Note that in order to write the matrix elements of the Hamiltonian there is no need to make any reference to the two sublattices.

For example, ordering the states as in your figure, the matrix of the Hamiltonian in position basis is

$$ H=\left(\begin{array}{ccccc} 0 & t\\ t & 0 & t'\\ & t' & 0 & t\\ & & t & 0 & \ddots\\ & & & \ddots & \ddots \end{array}\right). $$

The reason why we define the two sublaticces is that the Hamiltonian (with appropriate boundary conditions)is invariant if we translate the system by two, or rather by $a_1 +a_2$.
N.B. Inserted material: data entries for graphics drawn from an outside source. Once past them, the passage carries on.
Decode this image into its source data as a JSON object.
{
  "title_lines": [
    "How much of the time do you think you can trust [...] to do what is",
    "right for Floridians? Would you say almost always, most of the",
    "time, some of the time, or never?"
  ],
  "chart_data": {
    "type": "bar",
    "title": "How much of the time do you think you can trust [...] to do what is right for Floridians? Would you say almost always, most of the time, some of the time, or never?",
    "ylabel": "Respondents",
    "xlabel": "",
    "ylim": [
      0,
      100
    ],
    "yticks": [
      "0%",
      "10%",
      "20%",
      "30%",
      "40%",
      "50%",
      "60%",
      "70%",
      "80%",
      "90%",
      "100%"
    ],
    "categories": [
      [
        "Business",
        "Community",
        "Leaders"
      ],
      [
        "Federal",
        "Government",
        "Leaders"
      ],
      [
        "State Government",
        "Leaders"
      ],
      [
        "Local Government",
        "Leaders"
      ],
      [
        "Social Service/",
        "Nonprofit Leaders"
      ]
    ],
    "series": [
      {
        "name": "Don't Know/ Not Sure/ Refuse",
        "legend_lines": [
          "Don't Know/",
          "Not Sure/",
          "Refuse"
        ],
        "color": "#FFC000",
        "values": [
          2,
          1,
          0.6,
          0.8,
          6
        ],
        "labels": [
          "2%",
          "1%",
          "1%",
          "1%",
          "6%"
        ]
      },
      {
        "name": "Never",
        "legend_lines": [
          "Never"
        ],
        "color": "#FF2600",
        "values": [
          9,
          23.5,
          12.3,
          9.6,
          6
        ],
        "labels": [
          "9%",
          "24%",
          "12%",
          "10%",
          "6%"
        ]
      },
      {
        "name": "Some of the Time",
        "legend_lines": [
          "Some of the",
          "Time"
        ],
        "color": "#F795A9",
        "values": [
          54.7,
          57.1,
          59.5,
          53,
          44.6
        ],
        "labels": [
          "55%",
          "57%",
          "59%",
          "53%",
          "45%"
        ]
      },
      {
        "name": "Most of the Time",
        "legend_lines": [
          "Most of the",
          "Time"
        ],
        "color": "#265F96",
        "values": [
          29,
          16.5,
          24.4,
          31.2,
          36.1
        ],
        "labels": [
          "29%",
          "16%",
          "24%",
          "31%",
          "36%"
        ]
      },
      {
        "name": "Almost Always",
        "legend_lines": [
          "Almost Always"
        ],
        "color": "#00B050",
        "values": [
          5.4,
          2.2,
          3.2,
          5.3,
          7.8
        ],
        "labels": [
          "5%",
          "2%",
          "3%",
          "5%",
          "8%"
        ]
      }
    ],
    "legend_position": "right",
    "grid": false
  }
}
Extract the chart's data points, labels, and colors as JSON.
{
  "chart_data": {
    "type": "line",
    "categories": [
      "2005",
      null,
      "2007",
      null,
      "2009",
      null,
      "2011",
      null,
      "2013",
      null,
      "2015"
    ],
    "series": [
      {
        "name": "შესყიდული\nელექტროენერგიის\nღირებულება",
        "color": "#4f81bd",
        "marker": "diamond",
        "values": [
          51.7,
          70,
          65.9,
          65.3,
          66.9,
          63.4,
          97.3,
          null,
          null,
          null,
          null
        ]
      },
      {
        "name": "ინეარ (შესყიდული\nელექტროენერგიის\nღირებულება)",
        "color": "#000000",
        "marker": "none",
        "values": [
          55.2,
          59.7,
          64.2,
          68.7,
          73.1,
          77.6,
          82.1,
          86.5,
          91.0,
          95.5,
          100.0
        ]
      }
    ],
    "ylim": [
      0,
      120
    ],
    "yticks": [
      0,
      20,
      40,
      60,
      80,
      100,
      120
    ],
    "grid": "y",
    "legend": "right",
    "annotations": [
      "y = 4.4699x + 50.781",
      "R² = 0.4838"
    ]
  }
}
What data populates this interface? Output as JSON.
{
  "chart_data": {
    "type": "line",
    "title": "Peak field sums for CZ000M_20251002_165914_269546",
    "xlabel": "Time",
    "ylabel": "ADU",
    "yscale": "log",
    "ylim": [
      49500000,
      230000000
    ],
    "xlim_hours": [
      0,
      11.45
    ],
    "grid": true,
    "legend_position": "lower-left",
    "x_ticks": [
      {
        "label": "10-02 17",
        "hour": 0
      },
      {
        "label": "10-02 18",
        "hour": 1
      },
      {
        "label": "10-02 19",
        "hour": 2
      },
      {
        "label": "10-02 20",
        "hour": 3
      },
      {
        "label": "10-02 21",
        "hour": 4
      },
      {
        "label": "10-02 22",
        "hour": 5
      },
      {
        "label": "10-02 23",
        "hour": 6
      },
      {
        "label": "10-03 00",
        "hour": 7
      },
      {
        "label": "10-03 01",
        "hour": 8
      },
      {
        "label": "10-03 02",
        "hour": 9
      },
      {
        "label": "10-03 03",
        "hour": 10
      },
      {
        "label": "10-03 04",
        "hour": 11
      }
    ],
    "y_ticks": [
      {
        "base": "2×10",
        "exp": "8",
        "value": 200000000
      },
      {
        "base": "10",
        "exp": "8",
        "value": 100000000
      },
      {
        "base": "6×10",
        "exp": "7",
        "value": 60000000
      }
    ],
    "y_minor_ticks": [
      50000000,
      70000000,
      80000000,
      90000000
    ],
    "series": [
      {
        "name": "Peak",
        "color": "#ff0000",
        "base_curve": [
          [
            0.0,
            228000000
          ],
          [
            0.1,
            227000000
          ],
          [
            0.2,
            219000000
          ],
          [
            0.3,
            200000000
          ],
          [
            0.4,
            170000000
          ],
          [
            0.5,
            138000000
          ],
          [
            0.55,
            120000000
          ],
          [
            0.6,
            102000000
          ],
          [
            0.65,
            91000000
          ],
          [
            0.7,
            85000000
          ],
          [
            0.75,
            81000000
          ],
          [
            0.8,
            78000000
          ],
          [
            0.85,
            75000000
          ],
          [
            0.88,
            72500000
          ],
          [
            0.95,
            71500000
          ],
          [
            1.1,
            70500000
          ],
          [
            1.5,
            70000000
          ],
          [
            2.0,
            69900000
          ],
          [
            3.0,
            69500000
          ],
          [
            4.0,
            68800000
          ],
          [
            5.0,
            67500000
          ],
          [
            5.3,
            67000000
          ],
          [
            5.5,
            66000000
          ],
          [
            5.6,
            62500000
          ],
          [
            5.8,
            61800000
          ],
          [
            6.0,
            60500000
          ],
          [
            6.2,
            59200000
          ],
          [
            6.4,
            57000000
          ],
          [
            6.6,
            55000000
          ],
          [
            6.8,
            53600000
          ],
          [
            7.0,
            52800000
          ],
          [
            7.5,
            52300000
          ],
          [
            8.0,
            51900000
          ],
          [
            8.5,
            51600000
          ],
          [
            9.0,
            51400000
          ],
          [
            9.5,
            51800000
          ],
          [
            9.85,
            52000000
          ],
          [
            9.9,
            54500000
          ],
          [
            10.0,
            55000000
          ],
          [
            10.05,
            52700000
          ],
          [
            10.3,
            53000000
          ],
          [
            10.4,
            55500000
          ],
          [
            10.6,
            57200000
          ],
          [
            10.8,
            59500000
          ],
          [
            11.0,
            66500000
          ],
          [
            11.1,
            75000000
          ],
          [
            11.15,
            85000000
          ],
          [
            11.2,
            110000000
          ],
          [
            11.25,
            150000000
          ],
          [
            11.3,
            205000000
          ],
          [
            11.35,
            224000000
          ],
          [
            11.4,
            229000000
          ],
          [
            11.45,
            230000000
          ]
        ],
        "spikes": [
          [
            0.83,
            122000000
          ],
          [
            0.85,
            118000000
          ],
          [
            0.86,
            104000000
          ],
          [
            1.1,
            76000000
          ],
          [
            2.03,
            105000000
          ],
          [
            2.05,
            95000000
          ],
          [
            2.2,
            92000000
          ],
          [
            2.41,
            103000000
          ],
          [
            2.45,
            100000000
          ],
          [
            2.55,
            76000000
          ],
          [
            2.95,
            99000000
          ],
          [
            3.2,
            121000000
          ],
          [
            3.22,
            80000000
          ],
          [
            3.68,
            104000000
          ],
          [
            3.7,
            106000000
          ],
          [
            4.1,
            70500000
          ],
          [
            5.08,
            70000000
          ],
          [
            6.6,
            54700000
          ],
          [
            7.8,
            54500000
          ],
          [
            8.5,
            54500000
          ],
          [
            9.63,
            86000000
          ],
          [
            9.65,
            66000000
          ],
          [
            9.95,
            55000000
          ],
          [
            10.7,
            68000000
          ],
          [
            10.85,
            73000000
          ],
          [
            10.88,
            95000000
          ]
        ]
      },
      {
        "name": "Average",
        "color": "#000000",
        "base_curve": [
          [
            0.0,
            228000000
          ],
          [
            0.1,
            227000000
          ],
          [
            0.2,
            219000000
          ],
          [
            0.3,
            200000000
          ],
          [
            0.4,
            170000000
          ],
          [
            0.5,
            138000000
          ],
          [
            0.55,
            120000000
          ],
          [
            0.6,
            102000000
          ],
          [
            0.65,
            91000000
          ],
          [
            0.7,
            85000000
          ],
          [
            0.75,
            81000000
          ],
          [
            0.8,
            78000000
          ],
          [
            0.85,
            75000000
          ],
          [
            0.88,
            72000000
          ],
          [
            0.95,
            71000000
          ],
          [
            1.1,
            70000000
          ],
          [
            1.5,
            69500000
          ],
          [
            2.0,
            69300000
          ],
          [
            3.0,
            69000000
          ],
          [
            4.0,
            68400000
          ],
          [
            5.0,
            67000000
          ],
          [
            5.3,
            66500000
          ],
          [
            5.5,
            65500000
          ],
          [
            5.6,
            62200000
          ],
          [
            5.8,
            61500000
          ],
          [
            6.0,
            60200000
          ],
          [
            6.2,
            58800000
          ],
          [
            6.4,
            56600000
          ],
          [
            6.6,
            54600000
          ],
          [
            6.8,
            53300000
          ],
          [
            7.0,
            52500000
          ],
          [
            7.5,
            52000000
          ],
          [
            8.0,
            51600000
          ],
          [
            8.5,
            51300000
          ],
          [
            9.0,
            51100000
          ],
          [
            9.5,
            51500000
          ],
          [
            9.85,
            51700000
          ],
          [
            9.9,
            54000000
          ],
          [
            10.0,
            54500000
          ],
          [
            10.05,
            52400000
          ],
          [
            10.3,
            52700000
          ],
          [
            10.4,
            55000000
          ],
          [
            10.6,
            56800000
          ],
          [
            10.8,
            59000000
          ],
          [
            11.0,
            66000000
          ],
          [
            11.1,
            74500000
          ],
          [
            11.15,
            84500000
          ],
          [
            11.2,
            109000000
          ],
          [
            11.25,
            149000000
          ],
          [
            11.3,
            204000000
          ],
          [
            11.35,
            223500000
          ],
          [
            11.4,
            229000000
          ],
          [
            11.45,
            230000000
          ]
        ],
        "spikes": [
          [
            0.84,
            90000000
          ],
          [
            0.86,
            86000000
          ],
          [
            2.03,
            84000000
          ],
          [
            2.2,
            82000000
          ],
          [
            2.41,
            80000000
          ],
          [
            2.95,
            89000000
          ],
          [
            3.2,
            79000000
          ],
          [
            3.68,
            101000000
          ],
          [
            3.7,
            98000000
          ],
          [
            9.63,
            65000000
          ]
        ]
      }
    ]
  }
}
Hence using Bloch theorem if you want, we can write the Hamiltonian as

$$ H = \sum_{k\in BZ} h(k), $$

where BZ is the Brillouin zone $h(k)$ is a $2\times2$ matrix and the sum is in fact a direct sum.

The way to do that is first write the lattice as consisting of cells of two sites each and then write all the various hopping between neighboring cells and between neighboring sites in the same cell. This is just a reindexing of the original position states.

However in the new form it is apparent that translation by one cell leaves the Hamiltonian invariant.

At this point we can go to momentum space for the $x$ variable that was indexing the cell.

The two steps can of course be combined but keeping them separate is helpful for checking against errors.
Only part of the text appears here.